Below are the mean accuracy scores for each model and the ensembled when using 10 fold cross validation.  No stemming was performed, but each article was trimmed to 300 characters.  The Naive Bayes was dropped because it lowered performance of the ensembler.  In this case, the random forest performed the best- even better than the ensemble model 
Mean accuracy across CV folds for each model:
* ada_boost_clf: 0.57967648057
* logistic_clf: 0.599275353351
* random_forest_clf: 0.742836364322
* Average accuracy of the ensemble: 0.737909516381

In [4]:
prediction_data = pd.read_csv("prediction_data.csv")
labels=prediction_data["labels"]
preds=prediction_data["predictions"]
confusion_matrix(y_true=labels,y_pred=preds)
#C_i,j is entries actually in group i but predicted in group j.

array([[  6,   6,   1,   0,   0,   0,  22],
       [  0, 125,   0,   0,   1,   0,  52],
       [  0,   2,  87,   0,   0,   0,  14],
       [  0,   3,   0,  48,   0,   0,   2],
       [  0,   6,   2,   0,  40,   0,  12],
       [  0,  10,   0,   0,   0,   6,  14],
       [  0,  31,   1,   0,   0,   0, 150]])

In [5]:
#sorted labels for reference in the confusion matrix
sorted(["Rare diseases",
"Infectious diseases",
"Cancer",
"Congenital disorders",
"Organs",
"Machine learning algorithms",
"Medical Devices"])

['Cancer',
 'Congenital disorders',
 'Infectious diseases',
 'Machine learning algorithms',
 'Medical Devices',
 'Organs',
 'Rare diseases']

From the confusion matrix we observe that as expected, most errors occur by predicting a class to belong in rare diseases.  This most likely is partially a result of rare diseases being the most common label.  Enlarging the data set and in particular, finding more training for the smaller classes would like help improve this accuracy.  The model seems to get confused between congenital disorders and rare diseases as there 52 examples of congential disorders classified as rare diseases, and 31 examples of rare diseases being classified as congenital disorders.  This is expected, as conceptually the two categories are more similar compared to the other 5.  

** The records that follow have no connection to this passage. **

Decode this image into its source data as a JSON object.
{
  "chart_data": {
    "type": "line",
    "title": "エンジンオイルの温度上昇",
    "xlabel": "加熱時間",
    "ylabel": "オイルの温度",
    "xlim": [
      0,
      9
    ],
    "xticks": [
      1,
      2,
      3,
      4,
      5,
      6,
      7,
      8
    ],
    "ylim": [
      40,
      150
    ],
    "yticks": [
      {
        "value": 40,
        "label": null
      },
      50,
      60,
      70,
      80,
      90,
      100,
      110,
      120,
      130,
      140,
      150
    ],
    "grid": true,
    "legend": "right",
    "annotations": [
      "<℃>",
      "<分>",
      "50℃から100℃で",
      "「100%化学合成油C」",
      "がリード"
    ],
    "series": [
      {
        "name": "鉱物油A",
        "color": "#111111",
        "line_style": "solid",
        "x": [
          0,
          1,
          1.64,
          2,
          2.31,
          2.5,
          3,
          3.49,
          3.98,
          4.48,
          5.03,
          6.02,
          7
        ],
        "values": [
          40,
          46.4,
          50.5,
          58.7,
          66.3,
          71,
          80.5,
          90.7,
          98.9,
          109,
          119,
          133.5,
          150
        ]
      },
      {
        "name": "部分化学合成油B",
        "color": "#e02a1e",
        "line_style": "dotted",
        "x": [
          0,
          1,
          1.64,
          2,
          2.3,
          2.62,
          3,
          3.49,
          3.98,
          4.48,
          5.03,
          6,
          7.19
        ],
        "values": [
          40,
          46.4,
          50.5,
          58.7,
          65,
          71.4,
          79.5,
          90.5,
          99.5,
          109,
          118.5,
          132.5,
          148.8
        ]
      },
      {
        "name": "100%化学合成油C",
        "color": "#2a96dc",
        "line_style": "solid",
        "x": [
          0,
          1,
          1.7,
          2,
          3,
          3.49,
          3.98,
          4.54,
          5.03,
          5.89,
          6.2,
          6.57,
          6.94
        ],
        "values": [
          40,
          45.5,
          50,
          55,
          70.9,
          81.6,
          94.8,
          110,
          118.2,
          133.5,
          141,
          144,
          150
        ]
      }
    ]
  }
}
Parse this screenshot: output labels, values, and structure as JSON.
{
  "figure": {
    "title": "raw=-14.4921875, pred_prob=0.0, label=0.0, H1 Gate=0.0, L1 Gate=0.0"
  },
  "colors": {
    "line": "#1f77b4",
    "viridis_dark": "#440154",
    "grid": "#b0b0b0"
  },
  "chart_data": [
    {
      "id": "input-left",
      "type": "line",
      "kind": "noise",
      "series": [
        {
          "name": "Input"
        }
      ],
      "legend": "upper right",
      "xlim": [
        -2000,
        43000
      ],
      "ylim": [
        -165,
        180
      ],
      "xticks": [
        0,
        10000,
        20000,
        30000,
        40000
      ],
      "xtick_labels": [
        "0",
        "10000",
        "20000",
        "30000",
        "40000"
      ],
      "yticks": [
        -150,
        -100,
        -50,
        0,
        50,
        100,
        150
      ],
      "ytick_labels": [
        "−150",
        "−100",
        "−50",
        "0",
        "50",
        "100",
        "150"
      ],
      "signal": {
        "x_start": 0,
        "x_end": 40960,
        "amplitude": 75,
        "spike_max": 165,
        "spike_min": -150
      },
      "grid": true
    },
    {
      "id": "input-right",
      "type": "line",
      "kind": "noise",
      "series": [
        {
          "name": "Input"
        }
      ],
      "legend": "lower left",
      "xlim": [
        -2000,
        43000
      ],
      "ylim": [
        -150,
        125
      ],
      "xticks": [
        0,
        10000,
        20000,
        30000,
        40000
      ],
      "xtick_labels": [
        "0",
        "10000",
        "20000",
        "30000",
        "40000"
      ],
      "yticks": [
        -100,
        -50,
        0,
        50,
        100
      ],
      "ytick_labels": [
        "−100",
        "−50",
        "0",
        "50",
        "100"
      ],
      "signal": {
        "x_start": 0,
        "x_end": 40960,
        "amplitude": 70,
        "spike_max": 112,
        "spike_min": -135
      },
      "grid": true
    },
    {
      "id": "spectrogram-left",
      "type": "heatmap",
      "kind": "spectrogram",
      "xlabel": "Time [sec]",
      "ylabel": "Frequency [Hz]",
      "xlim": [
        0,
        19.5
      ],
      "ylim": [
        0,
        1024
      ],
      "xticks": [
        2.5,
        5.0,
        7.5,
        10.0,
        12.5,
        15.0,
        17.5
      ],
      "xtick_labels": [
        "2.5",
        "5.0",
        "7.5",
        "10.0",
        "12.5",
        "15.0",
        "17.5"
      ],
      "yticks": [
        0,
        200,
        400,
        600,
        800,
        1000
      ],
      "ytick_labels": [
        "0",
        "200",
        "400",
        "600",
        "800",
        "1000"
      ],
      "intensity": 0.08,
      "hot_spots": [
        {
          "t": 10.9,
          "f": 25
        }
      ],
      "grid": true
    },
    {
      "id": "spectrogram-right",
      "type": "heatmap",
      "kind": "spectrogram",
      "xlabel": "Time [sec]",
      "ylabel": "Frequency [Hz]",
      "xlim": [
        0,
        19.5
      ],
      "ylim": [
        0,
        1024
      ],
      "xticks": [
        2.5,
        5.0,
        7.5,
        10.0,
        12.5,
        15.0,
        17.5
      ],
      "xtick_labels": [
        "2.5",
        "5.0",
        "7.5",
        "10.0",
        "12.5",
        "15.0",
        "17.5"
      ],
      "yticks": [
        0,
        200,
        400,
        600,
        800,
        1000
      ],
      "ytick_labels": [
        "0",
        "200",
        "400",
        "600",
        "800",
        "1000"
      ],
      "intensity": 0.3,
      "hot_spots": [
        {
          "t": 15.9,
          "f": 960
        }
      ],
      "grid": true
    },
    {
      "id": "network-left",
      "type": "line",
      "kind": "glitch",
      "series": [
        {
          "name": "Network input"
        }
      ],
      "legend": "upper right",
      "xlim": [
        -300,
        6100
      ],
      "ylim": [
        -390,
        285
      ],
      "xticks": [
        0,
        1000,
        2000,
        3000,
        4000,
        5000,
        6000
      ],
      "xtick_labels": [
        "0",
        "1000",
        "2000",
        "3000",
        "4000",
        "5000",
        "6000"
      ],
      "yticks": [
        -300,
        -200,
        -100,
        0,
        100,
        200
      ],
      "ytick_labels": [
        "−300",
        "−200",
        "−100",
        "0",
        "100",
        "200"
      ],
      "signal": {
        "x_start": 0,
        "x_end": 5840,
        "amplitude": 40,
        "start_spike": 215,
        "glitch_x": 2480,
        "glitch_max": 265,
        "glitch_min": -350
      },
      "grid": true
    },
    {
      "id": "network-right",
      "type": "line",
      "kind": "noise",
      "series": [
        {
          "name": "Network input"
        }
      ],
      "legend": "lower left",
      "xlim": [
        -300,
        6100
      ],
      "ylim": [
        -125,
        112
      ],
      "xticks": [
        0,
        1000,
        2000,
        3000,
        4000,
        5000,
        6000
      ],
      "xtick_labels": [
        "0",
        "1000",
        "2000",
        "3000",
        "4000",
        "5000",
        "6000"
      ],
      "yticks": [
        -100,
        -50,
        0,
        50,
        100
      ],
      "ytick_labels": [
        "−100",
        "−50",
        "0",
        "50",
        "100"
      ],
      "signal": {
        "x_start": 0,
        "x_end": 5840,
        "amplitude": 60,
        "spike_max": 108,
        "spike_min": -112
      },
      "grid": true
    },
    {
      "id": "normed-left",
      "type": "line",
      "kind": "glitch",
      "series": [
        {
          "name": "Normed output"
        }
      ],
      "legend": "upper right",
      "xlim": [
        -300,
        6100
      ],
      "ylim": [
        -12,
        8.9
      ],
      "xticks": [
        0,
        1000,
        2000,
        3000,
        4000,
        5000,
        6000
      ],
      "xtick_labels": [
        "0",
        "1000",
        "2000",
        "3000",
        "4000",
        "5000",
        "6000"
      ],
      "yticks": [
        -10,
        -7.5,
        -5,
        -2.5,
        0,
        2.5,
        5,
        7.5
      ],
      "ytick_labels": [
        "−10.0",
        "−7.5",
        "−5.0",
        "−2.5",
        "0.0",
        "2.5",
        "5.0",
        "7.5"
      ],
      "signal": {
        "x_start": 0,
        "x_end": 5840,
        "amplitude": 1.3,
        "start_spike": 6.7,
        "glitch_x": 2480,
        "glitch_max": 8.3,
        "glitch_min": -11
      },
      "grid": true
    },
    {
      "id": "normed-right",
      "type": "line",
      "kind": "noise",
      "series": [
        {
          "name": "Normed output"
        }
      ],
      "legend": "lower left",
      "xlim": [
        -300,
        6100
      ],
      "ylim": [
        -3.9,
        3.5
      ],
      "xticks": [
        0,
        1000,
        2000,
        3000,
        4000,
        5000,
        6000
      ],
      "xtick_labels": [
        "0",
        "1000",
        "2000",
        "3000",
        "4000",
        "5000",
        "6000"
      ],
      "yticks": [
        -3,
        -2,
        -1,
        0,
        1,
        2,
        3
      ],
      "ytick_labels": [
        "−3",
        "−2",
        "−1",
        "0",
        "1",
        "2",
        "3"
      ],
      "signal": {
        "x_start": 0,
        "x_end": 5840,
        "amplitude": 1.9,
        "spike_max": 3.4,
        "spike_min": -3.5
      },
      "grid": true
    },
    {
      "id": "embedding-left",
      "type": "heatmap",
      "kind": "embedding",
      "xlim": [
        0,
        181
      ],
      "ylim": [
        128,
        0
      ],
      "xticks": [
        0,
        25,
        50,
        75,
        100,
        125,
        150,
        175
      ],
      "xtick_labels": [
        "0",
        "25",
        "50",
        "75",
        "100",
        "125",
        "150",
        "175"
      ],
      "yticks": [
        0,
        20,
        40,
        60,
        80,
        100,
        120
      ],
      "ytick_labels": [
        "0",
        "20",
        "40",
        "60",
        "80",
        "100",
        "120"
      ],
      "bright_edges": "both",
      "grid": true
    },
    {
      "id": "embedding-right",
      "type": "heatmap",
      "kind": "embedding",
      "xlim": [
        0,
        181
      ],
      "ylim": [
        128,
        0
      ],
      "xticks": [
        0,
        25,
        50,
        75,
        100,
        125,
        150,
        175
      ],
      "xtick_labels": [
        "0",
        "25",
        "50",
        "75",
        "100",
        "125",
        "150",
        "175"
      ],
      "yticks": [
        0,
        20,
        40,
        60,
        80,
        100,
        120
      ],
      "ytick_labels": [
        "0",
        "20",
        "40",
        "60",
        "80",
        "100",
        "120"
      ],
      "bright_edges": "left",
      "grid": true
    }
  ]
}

For future work I would improve the web scraping ability to find more articles when the articles span multiple pages, and I would also would scrape the sub-categories as well. 

I would also experiment with more feature engineering and parameter tuning.  Other features I would experiment with would be a word2vec embedding, TFIDF on the pagraph titles, article length count, average word length, etc.

In terms of models I would also like to implement a gradient boosted tree model and a neural network.